Finding Macro subjects.
It can be hard to find those elusive bugs and insects unless you know how to go about it. Sometimes those bits of wild unattended land can produce worthy subjects, and so can our own gardens if we know how to search. It takes time, and casually walking about usually only succeeds in scaring off any subjects. I find it best to sit near a shrub keeping still for a while, because your approach will have alerted any bug and it will slide out of sight, but when it perceives that there is no danger it usually appears again. I keep slowly moving around from shrubs to plants and NEVER get between the sun and a subject as this will tell it a predator is about to pounce and off it goes. Keeping very still after each time you move will pay off, just watch and observe what's happening in the greenery and it's surprising what you'll see that you didn't see at first. Moths have amazing camoflage and can only be seen after staring for a while at each leaf in turn. Each plant and shrub will have it's own types of guests, I only found out this morning that a brown and green shiny bug lives in our Lavender shrub, and nowhere else. It can be seen in the gallery. Yes patience is needed to find our macro subjects, but it pays off. A little practice is very useful and a lot of knowledge will be gained on what lives where, and how to photograph our little tiny friends. It's well worth practicing macro photography when there may be not much else going on, in the garden there's always something happening!.

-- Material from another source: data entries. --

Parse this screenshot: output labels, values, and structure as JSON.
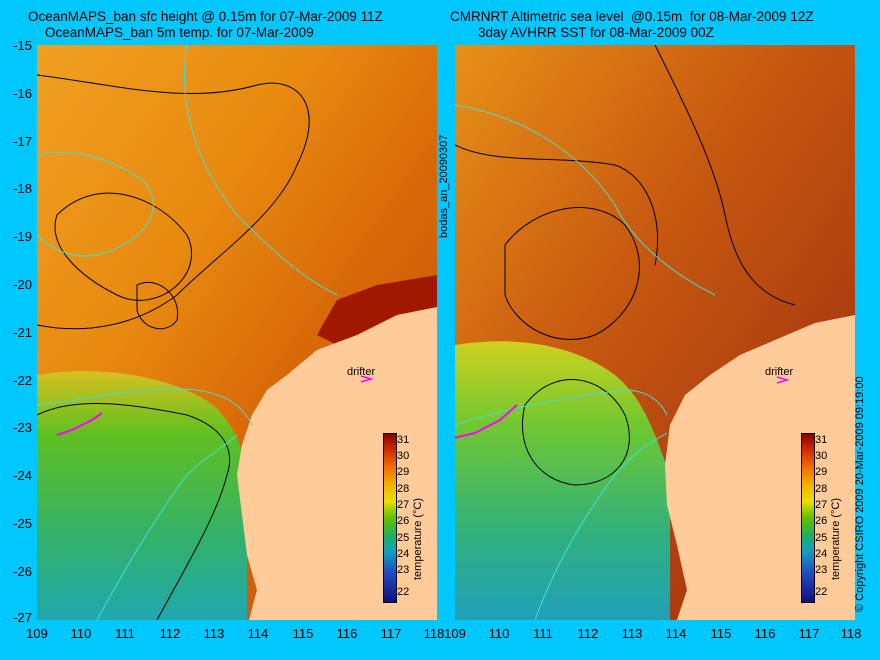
{
  "left": {
    "title1": "OceanMAPS_ban sfc height @ 0.15m for 07-Mar-2009 11Z",
    "title2": "OceanMAPS_ban 5m temp. for 07-Mar-2009",
    "drifter": "drifter",
    "cbar_label": "temperature (°C)"
  },
  "right": {
    "title1": "CMRNRT Altimetric sea level  @0.15m  for 08-Mar-2009 12Z",
    "title2": "3day AVHRR SST for 08-Mar-2009 00Z",
    "drifter": "drifter",
    "cbar_label": "temperature (°C)"
  },
  "middle_label": "bodas_an_20090307",
  "right_edge_label": "© Copyright CSIRO 2009   20-Mar-2009 09:19:00",
  "y_ticks": [
    "-15",
    "-16",
    "-17",
    "-18",
    "-19",
    "-20",
    "-21",
    "-22",
    "-23",
    "-24",
    "-25",
    "-26",
    "-27"
  ],
  "x_ticks": [
    "109",
    "110",
    "111",
    "112",
    "113",
    "114",
    "115",
    "116",
    "117",
    "118"
  ],
  "cbar_ticks": [
    "31",
    "30",
    "29",
    "28",
    "27",
    "26",
    "25",
    "24",
    "23",
    "22"
  ],
  "colors": {
    "background": "#00c8ff",
    "land": "#ffcc99",
    "contour_sea": "#40e0d0",
    "drifter_marker": "#ff00ff"
  }
}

What i do is leave a small corner of our garden solely for weeds.I find lavender plants are great for butterfly's an bees. When i take the dogs out their walks i always stick a magnifier in my pocket, then come back and pick up my camera... graham
That's very good my friend, and taking a magnifier is a good way to spot our tiny friends. I just use my glasses instead which do the job ok. Thanks for the tip Graham. All the best, Mike.